Distor lamented how smuggling renders local farm output uncompetitive, impedes the productivity of farmers and leads to higher costs of agricultural products to the detriment of consumers.
“Sa patuloy na pagtaas ng presyo ng lokal na produkto ay lalong lumalaganap ang smuggling. Natatalo ang mga kababayan nating magsasaka sa kompetisyon kung ikukumpara sa presyo ng smuggled,” he said.
(With the increasing prices of local products, smuggling has become rampant. Our farmers will be on the losing end in this competition against the prices of smuggled products.)
The unabated smuggling of tobacco is estimated to cost P50 billion to P100 billion in revenue losses for the government, according to the Bureau of Internal Revenue. As provided under Republic Act no. 11346, part of excise tax collected from tobacco products shall be allocated to fund the government’s Universal Health Care program.
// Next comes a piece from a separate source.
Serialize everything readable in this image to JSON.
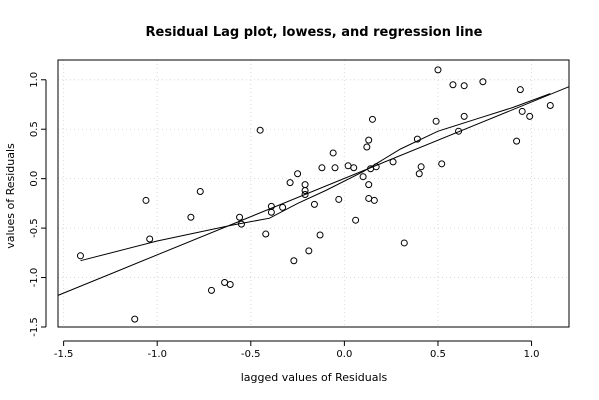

In 2021, the BIR collected P176 billion from the tobacco industry.
Under SB 1812 and its recently passed counterpart bill HB 3917, large-scale agricultural smuggling of tobacco, whether manufactured or unmanufactured, including finished products such as cigars, cigarettes or heated tobacco products, is considered “economic sabotage” and a non-bailable offense.
The bill seeks to amend Section 4 of the existing Anti-Agri Amuggling Law by imposing the penalty of imprisonment of 30 to 40 years, and a fine of twice the fair value and the aggregate amount of the taxes, duties and other charges avoided by the smuggling of tobacco.
The current law only penalizes large-scale smuggling of sugar, corn, pork, poultry, garlic, onion, carrots, fish and cruciferous vegetables in its raw state, or which have undergone the simple processes of preparation or preservation for the market, with a minimum amount of P1 million or rice, with a minimum amount P10 million.